The Nomination Committee has not received any proposals from any shareholders. The Nomination Committee was also engaged in the lead up to the announcement by Verisure on 3 February 2026 of the appointment of Cecilia Beck-Friis as a director of the board, an appointment which they endorsed given that it would bring yet another strong director independent of Verisure and its executive management as well as of Verisure’s major shareholders.
All board members, including the chair of the board, are elected annually at the AGM, based on proposals from the Nomination Committee.
As is common for UK incorporated companies, Verisure’s board also retains the ability to appoint directors on an interim basis. Any such appointment must be made in accordance with the recommendations of the Nomination Committee in accordance with the Nomination Committee Instructions. Any such interim appointments are also subject to the approval of Verisure’s shareholders at the next AGM.
Additionally, the Nomination Committee proposes that the AGM 2026 resolves to approve an amendment to the Nomination Committee Instructions, to reflect that the Board going forward will only under exceptional circumstances use its powers to appoint a director in the interim period between AGMs.

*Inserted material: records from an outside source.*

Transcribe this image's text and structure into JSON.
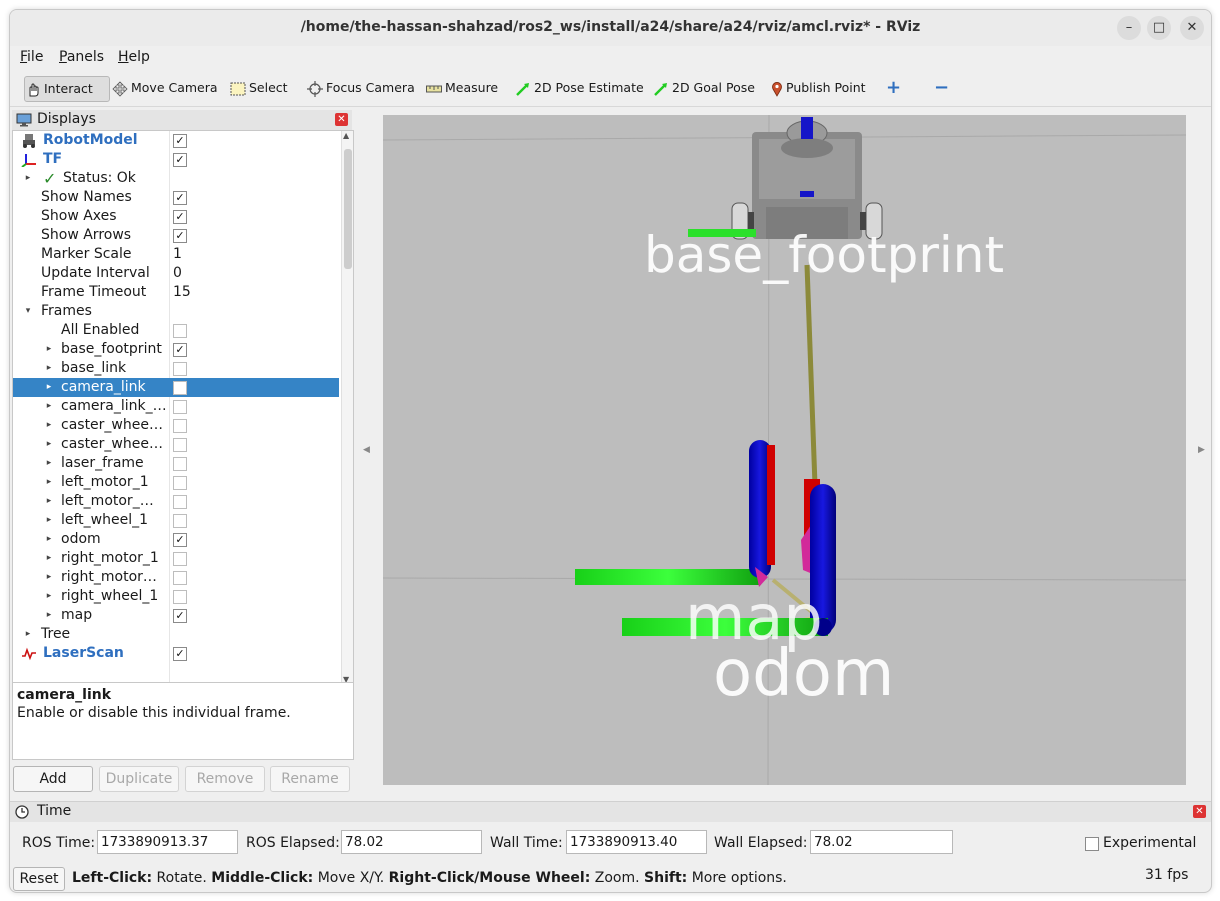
{
  "window": {
    "title": "/home/the-hassan-shahzad/ros2_ws/install/a24/share/a24/rviz/amcl.rviz* - RViz",
    "minimize": "–",
    "maximize": "□",
    "close": "✕"
  },
  "menubar": [
    "File",
    "Panels",
    "Help"
  ],
  "toolbar": {
    "interact": "Interact",
    "move_camera": "Move Camera",
    "select": "Select",
    "focus_camera": "Focus Camera",
    "measure": "Measure",
    "pose_estimate": "2D Pose Estimate",
    "goal_pose": "2D Goal Pose",
    "publish_point": "Publish Point",
    "add_tool": "+",
    "remove_tool": "−"
  },
  "displays_panel": {
    "title": "Displays",
    "rows": [
      {
        "label": "RobotModel",
        "value": "✓",
        "type": "display",
        "expander": ""
      },
      {
        "label": "TF",
        "value": "✓",
        "type": "display",
        "expander": ""
      },
      {
        "label": "Status: Ok",
        "value": "",
        "type": "status",
        "expander": "▸"
      },
      {
        "label": "Show Names",
        "value": "✓",
        "type": "prop",
        "expander": ""
      },
      {
        "label": "Show Axes",
        "value": "✓",
        "type": "prop",
        "expander": ""
      },
      {
        "label": "Show Arrows",
        "value": "✓",
        "type": "prop",
        "expander": ""
      },
      {
        "label": "Marker Scale",
        "value": "1",
        "type": "text",
        "expander": ""
      },
      {
        "label": "Update Interval",
        "value": "0",
        "type": "text",
        "expander": ""
      },
      {
        "label": "Frame Timeout",
        "value": "15",
        "type": "text",
        "expander": ""
      },
      {
        "label": "Frames",
        "value": "",
        "type": "group",
        "expander": "▾"
      },
      {
        "label": "All Enabled",
        "value": "",
        "type": "frame",
        "expander": ""
      },
      {
        "label": "base_footprint",
        "value": "✓",
        "type": "frame",
        "expander": "▸"
      },
      {
        "label": "base_link",
        "value": "",
        "type": "frame",
        "expander": "▸"
      },
      {
        "label": "camera_link",
        "value": "",
        "type": "frame",
        "expander": "▸"
      },
      {
        "label": "camera_link_…",
        "value": "",
        "type": "frame",
        "expander": "▸"
      },
      {
        "label": "caster_whee…",
        "value": "",
        "type": "frame",
        "expander": "▸"
      },
      {
        "label": "caster_whee…",
        "value": "",
        "type": "frame",
        "expander": "▸"
      },
      {
        "label": "laser_frame",
        "value": "",
        "type": "frame",
        "expander": "▸"
      },
      {
        "label": "left_motor_1",
        "value": "",
        "type": "frame",
        "expander": "▸"
      },
      {
        "label": "left_motor_…",
        "value": "",
        "type": "frame",
        "expander": "▸"
      },
      {
        "label": "left_wheel_1",
        "value": "",
        "type": "frame",
        "expander": "▸"
      },
      {
        "label": "odom",
        "value": "✓",
        "type": "frame",
        "expander": "▸"
      },
      {
        "label": "right_motor_1",
        "value": "",
        "type": "frame",
        "expander": "▸"
      },
      {
        "label": "right_motor…",
        "value": "",
        "type": "frame",
        "expander": "▸"
      },
      {
        "label": "right_wheel_1",
        "value": "",
        "type": "frame",
        "expander": "▸"
      },
      {
        "label": "map",
        "value": "✓",
        "type": "frame",
        "expander": "▸"
      },
      {
        "label": "Tree",
        "value": "",
        "type": "group",
        "expander": "▸"
      },
      {
        "label": "LaserScan",
        "value": "✓",
        "type": "display",
        "expander": ""
      }
    ],
    "selected_row": 13
  },
  "description": {
    "title": "camera_link",
    "text": "Enable or disable this individual frame."
  },
  "panel_buttons": {
    "add": "Add",
    "duplicate": "Duplicate",
    "remove": "Remove",
    "rename": "Rename"
  },
  "viewport": {
    "labels": {
      "base_footprint": "base_footprint",
      "map": "map",
      "odom": "odom"
    }
  },
  "time_panel": {
    "title": "Time",
    "ros_time_label": "ROS Time:",
    "ros_time": "1733890913.37",
    "ros_elapsed_label": "ROS Elapsed:",
    "ros_elapsed": "78.02",
    "wall_time_label": "Wall Time:",
    "wall_time": "1733890913.40",
    "wall_elapsed_label": "Wall Elapsed:",
    "wall_elapsed": "78.02",
    "experimental": "Experimental"
  },
  "statusbar": {
    "reset": "Reset",
    "hint_left_key": "Left-Click:",
    "hint_left": " Rotate. ",
    "hint_middle_key": "Middle-Click:",
    "hint_middle": " Move X/Y. ",
    "hint_right_key": "Right-Click/Mouse Wheel:",
    "hint_right": " Zoom. ",
    "hint_shift_key": "Shift:",
    "hint_shift": " More options.",
    "fps": "31 fps"
  },
  "colors": {
    "selection": "#3584c6",
    "display_name": "#2f6fbf",
    "axis_x": "#ff0000",
    "axis_y": "#00ee00",
    "axis_z": "#0000ee",
    "viewport_bg": "#bdbdbd"
  }
}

The Board supports this amendment and has separately resolved to only use its powers to appoint Directors under exceptional circumstances, in accordance with the Nomination Committee Instructions.

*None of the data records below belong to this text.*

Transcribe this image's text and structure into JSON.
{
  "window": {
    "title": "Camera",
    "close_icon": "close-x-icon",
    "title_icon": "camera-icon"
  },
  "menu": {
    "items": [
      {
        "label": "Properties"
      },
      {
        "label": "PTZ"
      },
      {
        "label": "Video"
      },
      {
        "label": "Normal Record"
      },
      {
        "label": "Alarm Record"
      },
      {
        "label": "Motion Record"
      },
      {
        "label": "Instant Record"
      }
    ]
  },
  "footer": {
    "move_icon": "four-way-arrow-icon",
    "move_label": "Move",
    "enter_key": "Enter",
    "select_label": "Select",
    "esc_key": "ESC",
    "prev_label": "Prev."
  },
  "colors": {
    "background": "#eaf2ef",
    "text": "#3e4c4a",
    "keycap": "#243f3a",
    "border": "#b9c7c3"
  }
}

Verisure is obliged to comply with applicable minimum majority requirements set by UK company law.
Most proposed resolutions require more than 50% of the votes cast at the AGM to be approved, while resolutions on authorisations to the board to purchase own shares and to disapply pre-emption rights in connection with an issuance of new shares, respectively, require at least 75% of the votes cast (which is higher than the applicable Swedish majority requirements for such resolutions) at the AGM to be approved.
The resolutions adopted at the AGM will be announced by way of press release as soon as possible after the AGM.

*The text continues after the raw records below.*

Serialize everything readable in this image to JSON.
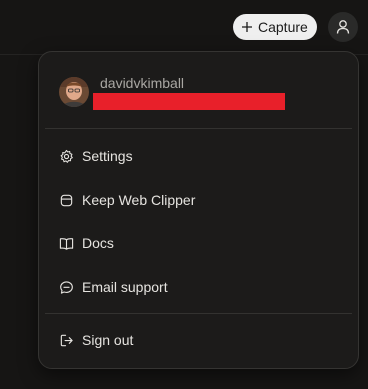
{
  "topbar": {
    "capture_label": "Capture"
  },
  "menu": {
    "username": "davidvkimball",
    "items": [
      {
        "label": "Settings",
        "icon": "gear-icon"
      },
      {
        "label": "Keep Web Clipper",
        "icon": "clipper-icon"
      },
      {
        "label": "Docs",
        "icon": "book-icon"
      },
      {
        "label": "Email support",
        "icon": "chat-icon"
      }
    ],
    "sign_out_label": "Sign out"
  },
  "colors": {
    "redaction": "#e8202a",
    "menu_bg": "#1c1b1a",
    "page_bg": "#161514"
  }
}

The detailed results, including the majority achieved on each agenda item, and the minutes of the AGM, will also be published on Verisure’s website in due course after the AGM.
Yes, shareholders have been able to submit proposals ahead of the publication of the notice that then – when certain conditions are met – will need to be reflected in the notice and/or at the AGM. No shareholder proposals have been received as of publication of the notice.
Under sections 338 and 338A of the UK Companies Act 2006, shareholders who meet the relevant threshold requirements may request the Company to: (i) circulate notice of a resolution which may properly be moved and is intended to be moved at the AGM to all members entitled to receive notice of the AGM; and/or (ii) include in the business to be dealt with at the AGM any matter (other than a proposed resolution) which may properly be included in the business. Any such resolution must not, if passed, be ineffective, and must not be defamatory, frivolous or vexatious.
For the Company to be required to include a resolution or matter on the AGM agenda, sufficient requests must be received in accordance with section 338(3) and/or section 338A(3) of the UK Companies Act 2006. This requires either: (a) a minimum of 100 shareholders who have the right to vote on the proposed resolution and/or at the AGM and who hold shares in the Company on which an average sum of at least £100 per member has been paid up; or (b) shareholders representing at least 5% of the total voting rights of the Company. Any such request must be submitted in the manner detailed in sections 338 and 338A of the UK Companies Act 2006.